Rimango allo stretto tema religioso e teologico. Ritengo che questi politici debbano far sentire con una forza pari alla carità, il proprio dissenso obbedendo a Dio prima che a Pietro e dunque operando attivamente per la difesa dell’unicità del matrimonio tra uomo e donna, impedendo la pratica dell’utero in affitto, ingiustizia suprema per le donne povere ed in stato di bisogno, e dunque per garantire ai minori il diritto al padre ed alla madre e – da ultimo-  per garantire alla società civile il non ingresso di legislazioni che diano status giuridico e rilevanza nell’Ordinamento alle così dette unioni civile legittimate invece in Italia dalla legge Cirinnà.

Non ci sarebbe modo diverso per poter fare emergere con chiarezza il “sensus fidei fidelium” e dunque il volto e la parola dello Spirito Santo, ovvero del Figlio sposo mistico della Chiesa e perciò del Padre che lo ha inviato e gli ha affidato la missione della salvezza universale dell’uomo.

E’ nella forza di questa libertà, ma direi di più della cogenza del dissenso, che si rinvengono le radici del canone 227  del ‘Codex’, ma anche della giustificazione e del fondamento ultimo dell’agire del laicato nel mondo: essere Spirito Santo in lotta costante con il Demonio per portare tutto il creato a Dio.

Ed allora sostengo, incoraggio ed invito senza riserva tutti i deputati cattolici a qualunque partito appartengano a continuare la battaglia contro i matrimoni omosessuali e contro la pratica dell’utero in affitto e della ‘step child adoption’. E per rimanere alla battaglia di queste ore ad impegnarsi senza riserve perché non passi la legge Zan oggettivamente illiberale e cristianofobica, naturale prosecuzione logica e politica della legge Cirinnà ed ancor prima della pratica indiscriminata dell’aborto ora addirittura dispensata in pillole con la liberalizzazione della Ru 486 concessa a tutti senza prescrizione ed assistenza medica.

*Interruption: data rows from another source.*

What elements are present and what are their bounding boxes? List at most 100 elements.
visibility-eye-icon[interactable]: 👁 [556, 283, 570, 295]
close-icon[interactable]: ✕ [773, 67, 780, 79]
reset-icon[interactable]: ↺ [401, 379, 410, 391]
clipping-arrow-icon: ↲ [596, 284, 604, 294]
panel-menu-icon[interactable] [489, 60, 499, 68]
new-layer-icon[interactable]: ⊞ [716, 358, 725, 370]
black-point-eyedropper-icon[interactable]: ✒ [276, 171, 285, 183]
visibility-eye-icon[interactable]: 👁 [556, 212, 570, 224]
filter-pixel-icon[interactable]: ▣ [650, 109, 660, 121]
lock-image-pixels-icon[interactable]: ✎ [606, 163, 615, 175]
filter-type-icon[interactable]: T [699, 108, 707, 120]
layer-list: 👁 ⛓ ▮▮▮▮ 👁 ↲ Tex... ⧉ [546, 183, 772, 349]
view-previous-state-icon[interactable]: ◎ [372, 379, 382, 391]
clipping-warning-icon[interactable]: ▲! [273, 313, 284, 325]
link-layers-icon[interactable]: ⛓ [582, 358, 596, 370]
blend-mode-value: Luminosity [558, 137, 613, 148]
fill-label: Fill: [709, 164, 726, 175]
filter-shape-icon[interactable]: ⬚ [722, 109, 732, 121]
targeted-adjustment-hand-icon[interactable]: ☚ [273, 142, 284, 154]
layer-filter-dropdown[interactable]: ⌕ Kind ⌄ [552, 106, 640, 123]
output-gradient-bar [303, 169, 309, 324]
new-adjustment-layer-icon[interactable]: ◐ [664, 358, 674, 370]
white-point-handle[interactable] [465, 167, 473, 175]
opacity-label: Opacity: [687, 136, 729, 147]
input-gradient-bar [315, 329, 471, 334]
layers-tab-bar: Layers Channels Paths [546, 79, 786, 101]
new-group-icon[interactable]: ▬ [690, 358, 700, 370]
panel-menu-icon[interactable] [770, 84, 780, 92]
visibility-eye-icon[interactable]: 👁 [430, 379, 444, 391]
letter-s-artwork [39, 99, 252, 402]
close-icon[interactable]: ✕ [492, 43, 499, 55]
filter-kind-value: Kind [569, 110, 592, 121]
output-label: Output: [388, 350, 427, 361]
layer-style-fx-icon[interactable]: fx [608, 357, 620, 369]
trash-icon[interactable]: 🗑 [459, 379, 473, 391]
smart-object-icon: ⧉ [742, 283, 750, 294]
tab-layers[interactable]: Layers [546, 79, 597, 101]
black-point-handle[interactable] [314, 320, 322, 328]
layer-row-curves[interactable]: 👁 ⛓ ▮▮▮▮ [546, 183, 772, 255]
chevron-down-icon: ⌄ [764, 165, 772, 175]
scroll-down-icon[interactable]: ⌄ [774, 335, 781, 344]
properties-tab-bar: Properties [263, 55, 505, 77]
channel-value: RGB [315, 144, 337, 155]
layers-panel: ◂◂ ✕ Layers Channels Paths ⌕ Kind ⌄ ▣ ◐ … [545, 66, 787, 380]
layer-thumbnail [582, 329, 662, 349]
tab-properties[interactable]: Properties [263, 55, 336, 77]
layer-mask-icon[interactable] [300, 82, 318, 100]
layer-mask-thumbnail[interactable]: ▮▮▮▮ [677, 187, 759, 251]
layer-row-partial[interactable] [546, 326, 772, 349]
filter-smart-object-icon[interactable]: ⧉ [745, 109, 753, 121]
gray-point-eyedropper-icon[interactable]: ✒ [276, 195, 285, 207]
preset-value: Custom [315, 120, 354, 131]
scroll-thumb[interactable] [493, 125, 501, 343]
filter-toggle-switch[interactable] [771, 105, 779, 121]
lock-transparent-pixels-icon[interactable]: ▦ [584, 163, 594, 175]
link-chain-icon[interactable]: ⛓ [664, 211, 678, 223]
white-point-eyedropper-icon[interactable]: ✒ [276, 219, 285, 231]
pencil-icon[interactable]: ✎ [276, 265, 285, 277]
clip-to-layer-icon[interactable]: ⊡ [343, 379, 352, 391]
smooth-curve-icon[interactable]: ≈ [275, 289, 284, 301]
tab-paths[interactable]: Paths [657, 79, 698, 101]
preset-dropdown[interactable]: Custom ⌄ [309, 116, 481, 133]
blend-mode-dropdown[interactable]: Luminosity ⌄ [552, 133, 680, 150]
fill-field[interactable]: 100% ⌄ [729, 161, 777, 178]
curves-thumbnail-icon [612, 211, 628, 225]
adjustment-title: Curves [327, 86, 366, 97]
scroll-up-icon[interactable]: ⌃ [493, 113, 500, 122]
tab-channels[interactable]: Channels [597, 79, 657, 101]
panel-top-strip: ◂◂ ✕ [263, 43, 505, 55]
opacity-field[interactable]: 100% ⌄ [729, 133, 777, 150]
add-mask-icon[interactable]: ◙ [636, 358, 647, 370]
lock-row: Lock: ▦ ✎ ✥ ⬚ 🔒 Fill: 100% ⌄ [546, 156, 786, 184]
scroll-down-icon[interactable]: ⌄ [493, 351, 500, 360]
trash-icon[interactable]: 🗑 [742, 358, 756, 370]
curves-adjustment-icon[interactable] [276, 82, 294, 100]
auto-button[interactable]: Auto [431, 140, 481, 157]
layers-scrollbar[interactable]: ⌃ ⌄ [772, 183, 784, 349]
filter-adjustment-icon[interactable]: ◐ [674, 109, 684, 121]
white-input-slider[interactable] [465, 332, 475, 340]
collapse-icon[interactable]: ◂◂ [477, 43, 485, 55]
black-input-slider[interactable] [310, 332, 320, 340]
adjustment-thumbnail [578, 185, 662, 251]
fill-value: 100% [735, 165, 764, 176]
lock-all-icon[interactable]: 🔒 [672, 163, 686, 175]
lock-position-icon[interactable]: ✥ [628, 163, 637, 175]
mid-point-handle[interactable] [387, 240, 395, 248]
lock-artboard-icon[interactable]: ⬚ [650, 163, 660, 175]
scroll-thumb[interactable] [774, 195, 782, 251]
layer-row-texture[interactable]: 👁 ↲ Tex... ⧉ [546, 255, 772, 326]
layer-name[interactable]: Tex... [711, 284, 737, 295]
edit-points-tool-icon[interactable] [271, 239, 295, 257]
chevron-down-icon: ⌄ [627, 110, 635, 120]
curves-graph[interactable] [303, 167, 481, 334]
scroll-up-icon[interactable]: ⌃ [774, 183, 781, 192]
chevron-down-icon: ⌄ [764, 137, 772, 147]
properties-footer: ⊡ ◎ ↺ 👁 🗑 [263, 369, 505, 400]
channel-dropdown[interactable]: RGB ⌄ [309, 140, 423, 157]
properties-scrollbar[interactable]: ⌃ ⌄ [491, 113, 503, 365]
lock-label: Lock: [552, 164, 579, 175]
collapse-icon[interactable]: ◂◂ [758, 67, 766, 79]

Non si ripeta quanto visto e subito con la legge Cirinnà approvata dopo ed a dispetto della meravigliosa e potente manifestazione del Family Day. Deve essere chiaro a questa ma anche alle generazioni future, e dunque a tutta la Chiesa dei tempi che verranno, che l’unico matrimonio possibile è quello tra uomo e donna, che gli unici genitori possibili per il minore sono e devono essere un padre ed una madre naturali, che i diritti del nascituro sono ineliminabili ed infine che i così detti nuovi diritti devono trovare il giusto contemperamento nei doveri di sempre.